Rock Week 2019 - Led by John Barry

Published Tuesday, 8th October 2019

In September 2019 a team of wounded, injured and sick service personnel and veterans gathered together in Cornwall for an incredible week of rock climbing, led by 65 Degrees North's High Mountain Advisor, John Barry.

For many it was their first rock climbing experience, and for others it was an opportunity to rediscover the joy of adventure and being part of a team again.

We would like to thank everyone who gave their time and expertise to make this such a successful experience.

Below is a summary of the week written by John Barry:

"The Aim was to climb rock. As much rock as mind, muscle and inclination allowed in 6 days.

We based ourselves - thirteen of us - at Penver Cottage, a Royal Marine training base, in St Just, West Penwith, Cornwall. This is a region blessed with dozens of immaculate cliffs of rough and inviting granite that come in all shapes, sizes and angles. Most overlook the Atlantic Ocean; many rise from it.

Each day over breakfast we would check the weather; check too the tides (some of our intended venues were tide-affected and readily accessible only at a lowish water); discuss venues, team composition, aspirations, preferences; then alight on some kind of consensus, grab kit - ropes, rock shoes, racks, helmets and all the paraphernalia of the rock game, jump into any of a convoy of vehicles and head to that day's selected cliffs. And to a new adventure. A frisson of anticipation was ever alive in the air, the excitement practically palpable and, by both volume and by syllable, measurable.

We did this for 6 days and to 8 different venues. I have lost count of the number and names of the routes we scaled but reckon that all told we climbed between us a total in excess of twenty thousand feet of rock, much of it vertical, all of it steep, little of it ever less than a test of mind and muscle and none of it other than glorious, airy, life-affirming, sun-kissed fun.

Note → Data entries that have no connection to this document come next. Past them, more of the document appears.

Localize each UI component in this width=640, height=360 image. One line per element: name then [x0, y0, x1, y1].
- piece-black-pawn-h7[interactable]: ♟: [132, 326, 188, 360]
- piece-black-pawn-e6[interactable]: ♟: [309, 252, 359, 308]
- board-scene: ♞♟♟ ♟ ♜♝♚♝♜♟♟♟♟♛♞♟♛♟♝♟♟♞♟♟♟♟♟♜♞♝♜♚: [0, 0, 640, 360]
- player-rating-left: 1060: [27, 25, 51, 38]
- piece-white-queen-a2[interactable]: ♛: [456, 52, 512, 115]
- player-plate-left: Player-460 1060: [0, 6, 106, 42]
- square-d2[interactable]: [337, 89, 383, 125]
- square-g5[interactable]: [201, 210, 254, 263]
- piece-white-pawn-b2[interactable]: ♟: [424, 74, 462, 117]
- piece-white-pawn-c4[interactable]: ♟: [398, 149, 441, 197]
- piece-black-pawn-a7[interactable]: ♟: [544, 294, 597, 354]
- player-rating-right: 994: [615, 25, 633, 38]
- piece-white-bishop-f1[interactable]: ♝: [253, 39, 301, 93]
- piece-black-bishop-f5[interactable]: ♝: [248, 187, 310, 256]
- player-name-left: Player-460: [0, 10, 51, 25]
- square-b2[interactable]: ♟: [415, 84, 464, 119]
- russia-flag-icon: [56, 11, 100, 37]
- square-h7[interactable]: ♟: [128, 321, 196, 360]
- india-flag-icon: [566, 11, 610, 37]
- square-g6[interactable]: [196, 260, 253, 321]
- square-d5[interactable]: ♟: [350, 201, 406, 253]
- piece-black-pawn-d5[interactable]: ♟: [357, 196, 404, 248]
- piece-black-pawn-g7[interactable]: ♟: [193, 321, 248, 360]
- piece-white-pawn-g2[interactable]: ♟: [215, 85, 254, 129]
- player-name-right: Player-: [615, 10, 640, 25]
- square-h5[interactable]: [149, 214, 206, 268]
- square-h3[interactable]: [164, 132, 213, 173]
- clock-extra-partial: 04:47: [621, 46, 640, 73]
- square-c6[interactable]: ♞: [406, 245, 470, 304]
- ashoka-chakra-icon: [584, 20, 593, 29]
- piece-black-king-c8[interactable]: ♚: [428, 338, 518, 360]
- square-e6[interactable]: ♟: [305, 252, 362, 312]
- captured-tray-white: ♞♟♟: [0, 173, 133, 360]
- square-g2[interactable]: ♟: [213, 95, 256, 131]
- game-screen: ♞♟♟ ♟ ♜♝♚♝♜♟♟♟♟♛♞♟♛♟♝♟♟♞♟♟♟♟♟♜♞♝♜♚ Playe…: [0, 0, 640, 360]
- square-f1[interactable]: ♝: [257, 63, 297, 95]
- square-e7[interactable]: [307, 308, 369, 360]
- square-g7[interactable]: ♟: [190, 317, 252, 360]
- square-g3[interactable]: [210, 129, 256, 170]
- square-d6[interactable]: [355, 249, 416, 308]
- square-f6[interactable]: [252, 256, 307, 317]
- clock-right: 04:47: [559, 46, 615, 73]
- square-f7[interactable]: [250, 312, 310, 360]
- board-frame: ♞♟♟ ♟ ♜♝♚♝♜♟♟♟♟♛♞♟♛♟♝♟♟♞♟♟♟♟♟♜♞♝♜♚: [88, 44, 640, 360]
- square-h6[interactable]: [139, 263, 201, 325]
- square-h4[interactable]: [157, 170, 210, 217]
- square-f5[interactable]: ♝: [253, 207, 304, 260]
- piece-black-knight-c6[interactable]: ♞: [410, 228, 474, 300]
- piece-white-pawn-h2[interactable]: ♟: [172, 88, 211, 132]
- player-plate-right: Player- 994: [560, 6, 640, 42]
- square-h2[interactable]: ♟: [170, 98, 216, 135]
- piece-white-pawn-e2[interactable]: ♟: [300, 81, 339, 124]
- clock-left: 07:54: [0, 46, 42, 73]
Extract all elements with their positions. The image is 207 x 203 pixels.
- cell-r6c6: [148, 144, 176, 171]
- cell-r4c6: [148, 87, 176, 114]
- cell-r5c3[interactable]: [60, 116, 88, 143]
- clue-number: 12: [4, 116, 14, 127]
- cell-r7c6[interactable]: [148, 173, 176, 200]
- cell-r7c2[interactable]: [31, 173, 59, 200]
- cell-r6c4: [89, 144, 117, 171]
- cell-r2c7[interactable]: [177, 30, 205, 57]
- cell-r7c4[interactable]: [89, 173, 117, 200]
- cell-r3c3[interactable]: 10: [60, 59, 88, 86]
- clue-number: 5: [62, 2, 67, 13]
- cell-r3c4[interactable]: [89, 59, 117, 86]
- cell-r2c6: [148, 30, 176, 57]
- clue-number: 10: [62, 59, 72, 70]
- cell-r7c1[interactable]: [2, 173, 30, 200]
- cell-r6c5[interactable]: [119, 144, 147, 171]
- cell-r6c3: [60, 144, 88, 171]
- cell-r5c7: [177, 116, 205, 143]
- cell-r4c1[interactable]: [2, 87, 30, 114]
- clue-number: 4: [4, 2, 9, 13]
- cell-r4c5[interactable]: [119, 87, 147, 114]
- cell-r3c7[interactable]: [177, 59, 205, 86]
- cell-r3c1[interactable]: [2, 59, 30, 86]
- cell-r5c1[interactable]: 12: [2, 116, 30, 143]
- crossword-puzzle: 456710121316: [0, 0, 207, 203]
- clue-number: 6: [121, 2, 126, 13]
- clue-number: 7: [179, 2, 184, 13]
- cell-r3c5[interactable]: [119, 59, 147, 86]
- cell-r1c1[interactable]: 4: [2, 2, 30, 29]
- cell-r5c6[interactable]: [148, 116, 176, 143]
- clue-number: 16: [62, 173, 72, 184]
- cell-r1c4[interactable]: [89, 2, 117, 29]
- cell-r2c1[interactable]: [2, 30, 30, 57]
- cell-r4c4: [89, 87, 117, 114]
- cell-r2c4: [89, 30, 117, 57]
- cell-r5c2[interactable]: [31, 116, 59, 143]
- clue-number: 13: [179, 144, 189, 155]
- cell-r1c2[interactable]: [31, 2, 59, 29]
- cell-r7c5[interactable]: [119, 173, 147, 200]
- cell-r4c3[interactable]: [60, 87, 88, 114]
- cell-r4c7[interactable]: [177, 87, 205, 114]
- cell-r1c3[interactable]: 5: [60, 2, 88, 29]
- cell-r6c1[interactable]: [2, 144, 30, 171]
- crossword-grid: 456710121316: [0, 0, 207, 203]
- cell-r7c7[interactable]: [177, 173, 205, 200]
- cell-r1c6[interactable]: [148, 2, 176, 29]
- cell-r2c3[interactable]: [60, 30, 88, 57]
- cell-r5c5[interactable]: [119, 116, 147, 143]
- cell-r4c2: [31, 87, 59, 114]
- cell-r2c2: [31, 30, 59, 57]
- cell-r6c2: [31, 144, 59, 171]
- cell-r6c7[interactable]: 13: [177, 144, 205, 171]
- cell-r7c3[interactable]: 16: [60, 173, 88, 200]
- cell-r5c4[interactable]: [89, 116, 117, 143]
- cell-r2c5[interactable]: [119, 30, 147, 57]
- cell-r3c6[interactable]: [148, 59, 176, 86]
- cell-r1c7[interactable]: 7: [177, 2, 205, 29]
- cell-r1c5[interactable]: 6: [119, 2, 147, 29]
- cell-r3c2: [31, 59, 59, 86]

In all this we were daily awarded by the gods-of-weather nothing but cloudless azure skies, nothing other than flat cobalt seas. Nor did the tide fail to co-operate. Canute would have been envious for Neptune too was on-board: we were tide-untroubled the week long.

And there was more...

On day three we hit Commando Ridge at Bosigran en masse - the thirteen of us plus Rich Morgan (65 Degrees North CEO) and Leesa Harrison our miracle-performing secretary. This is a route that begins at the sea - literally - and runs toward the sky in a ridge of 700 feet of super-abrasive granite. It was a war-time training ground for the Commandos of the Cliff Assault Wing. To tread here is to tread on hallowed ground. We trod on hallowed ground. Below us, all day long, was the sun-dappled sea, asplash with curious, eyeballing seals. Above us that azure sky; amid us laughter, banter, excitement, sheer unalloyed pleasure; and between us 16 happy men and one happy lady, all high on adventure.

If I can be allowed a personal comment: I have climbed all over the world and in every continent; I have been involved in new routes in 5 of those continents and have been fortunate enough to have climbed with some of the best mountaineers around and on some of the biggest and best mountains. I have been lucky. But never luckier or happier, more content or fulfilled, than on this day on Commando Ridge with this gang of WIS. Never.

Another interesting feature of the week was that we had PTSD sufferers leading teams of similarly afflicted comrades all generating a collective welter of badinage and hale and healing.

The week concluded on the harbour wall at Sennen Cove with a vast fish and chip supper, the appetite for which all but equalled our earlier appetite for adventure. We munched and reminisced, reminisced and munched and told and retold. .And the climbs grew in length, difficulty, steepness an stature with every telling, while the sun sank into the Atlantic - an ocean only marginally wider than the smiles that radiated from our team

The aim had been to climb. That aim was achieved. But we did more. Expectations were exceeded; dreams realised; hopes surpassed. And, I trust, some enduring good was done.

To be part of such a team in such an endeavor for such a week was all of a privilege and a duty; a pleasure and an honour."